India imports dangerous electronic waste
India is one of the largest waste importers and e waste pickup in the world. All types of waste are imported into the country in the form of cheap raw materials, including hazardous and toxic waste. According to data released by the customs department, even the banned import of waste, such as medical waste, incineration ash, municipal waste, and electronic waste, exceeds 5 million tons per year. In 2009, India produced 5.9 million tons of hazardous waste and imported 6.4 million tons. It produces about 3,50,000 tons of electronic waste every year and imports 50,000 tons. So far, India has been a destination for hazardous waste and industrial waste such as mercury, electronic and plastic waste from the United States; asbestos from Canada; defective steel and tinplate from the European Union, Australia, and the United States; from the United Arab Emirates, Iran, and Kuwait’s toxic waste oil; zinc ash, residue, and skimming, lead waste and waste, used batteries and metal waste such as cadmium, chromium, cobalt, antimony, hafnium, and thallium from Germany, Denmark, the Netherlands, the United Kingdom, Belgium and Norway, and scrap.

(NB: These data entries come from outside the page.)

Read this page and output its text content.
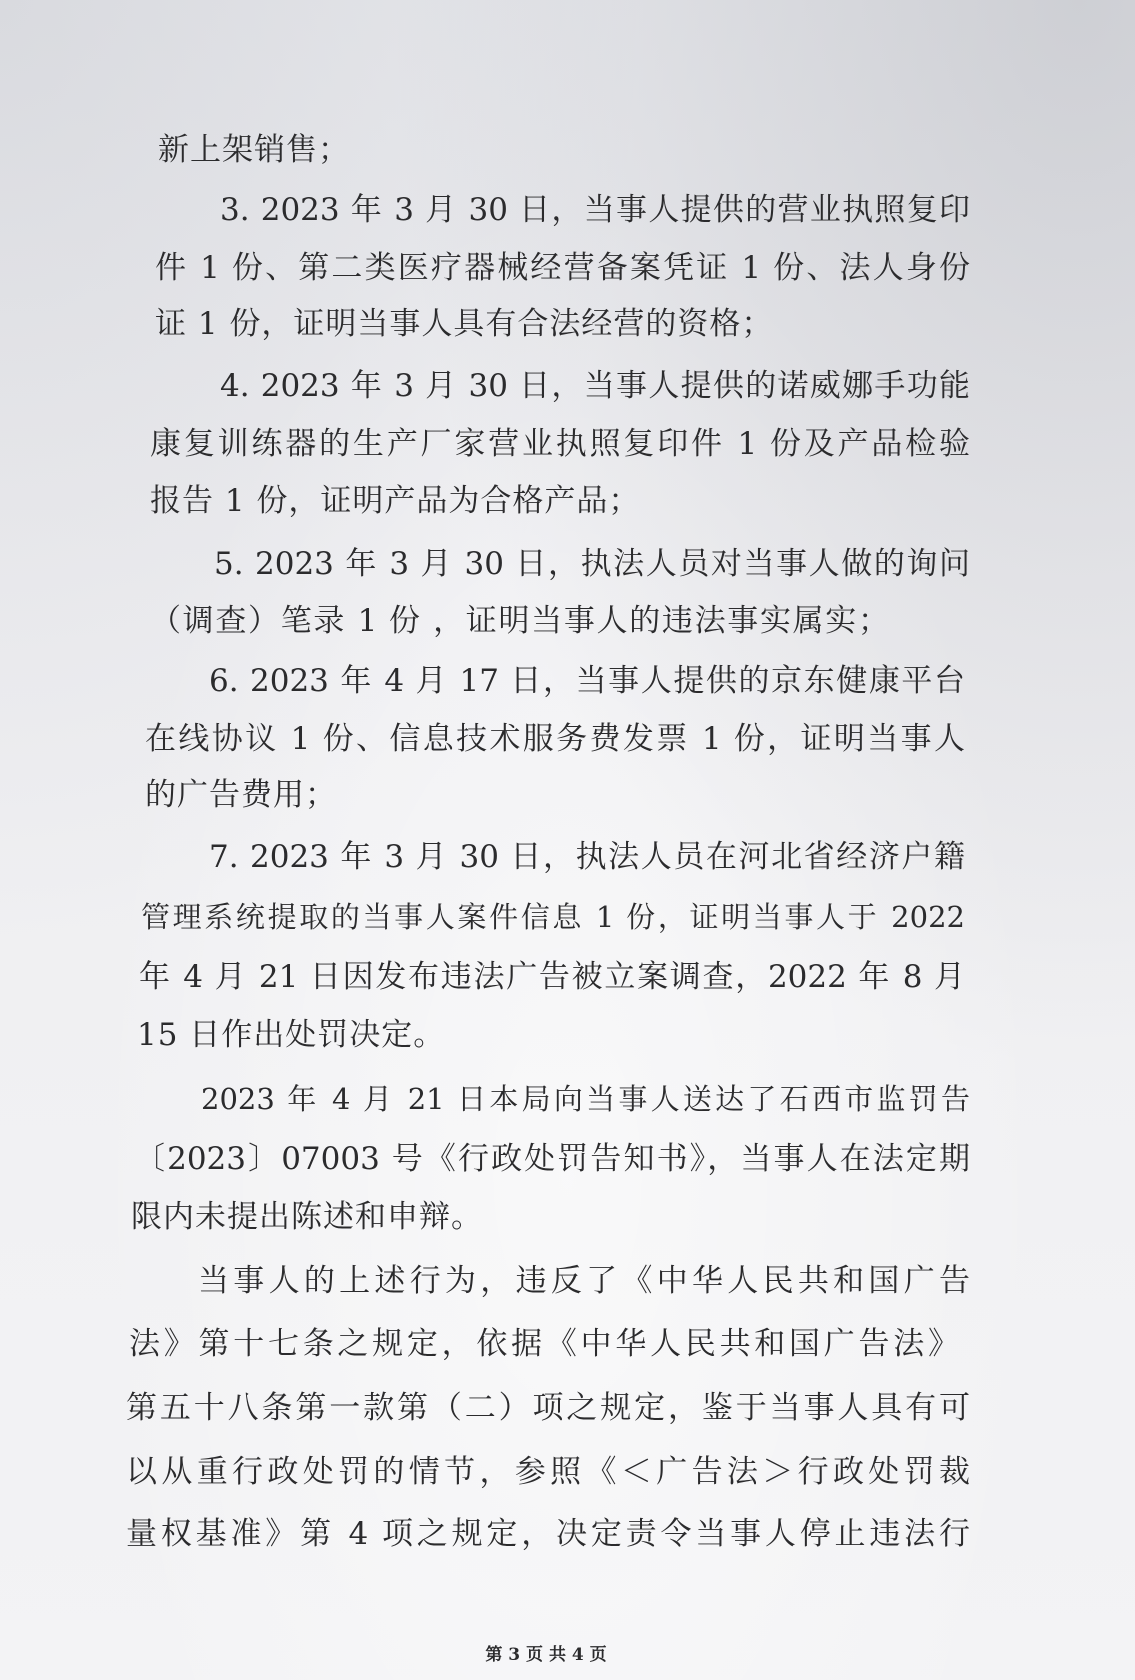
新上架销售；
3. 2023 年 3 月 30 日，当事人提供的营业执照复印
件 1 份、第二类医疗器械经营备案凭证 1 份、法人身份
证 1 份，证明当事人具有合法经营的资格；
4. 2023 年 3 月 30 日，当事人提供的诺威娜手功能
康复训练器的生产厂家营业执照复印件 1 份及产品检验
报告 1 份，证明产品为合格产品；
5. 2023 年 3 月 30 日，执法人员对当事人做的询问
（调查）笔录 1 份 ，证明当事人的违法事实属实；
6. 2023 年 4 月 17 日，当事人提供的京东健康平台
在线协议 1 份、信息技术服务费发票 1 份，证明当事人
的广告费用；
7. 2023 年 3 月 30 日，执法人员在河北省经济户籍
管理系统提取的当事人案件信息 1 份，证明当事人于 2022
年 4 月 21 日因发布违法广告被立案调查，2022 年 8 月
15 日作出处罚决定。
2023 年 4 月 21 日本局向当事人送达了石西市监罚告
〔2023〕07003 号《行政处罚告知书》，当事人在法定期
限内未提出陈述和申辩。
当事人的上述行为，违反了《中华人民共和国广告
法》第十七条之规定，依据《中华人民共和国广告法》
第五十八条第一款第（二）项之规定，鉴于当事人具有可
以从重行政处罚的情节，参照《＜广告法＞行政处罚裁
量权基准》第 4 项之规定，决定责令当事人停止违法行
第 3 页 共 4 页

These wastes contain toxic components that are harmful to public health and the environment. The draft new rules on the import and management of e-waste are currently under consideration. Prior to the publication of the rules, the 2008 Hazardous Waste (Management, Treatment, and Transboundary Movement) Rules regulated the import and export trade or transboundary movement of hazardous waste (including e-waste). According to these measures, hazardous wastes are not allowed to be imported for disposal. However, imported waste can only be used for reuse, recycling, or reprocessing. The unit that monitors the recycling of hazardous waste is the responsibility of the State Pollution Control Board or the Pollution Control Board of the Union Territory. The rules also require that all imported goods must be accompanied by transport documents and test reports from accredited laboratories or pre-shipment inspection certificates from accredited bodies.
The e-waste rules proposed in 2011 did not address the import and export of e-waste. The transboundary movement of hazardous waste (including e-waste companies in India) is regulated by the 2008 Hazardous Waste Regulations. Only with the permission of the Ministry of Environment and Forestry and the permission of the General Administration of Foreign Trade, can we consider importing e-waste for actual users.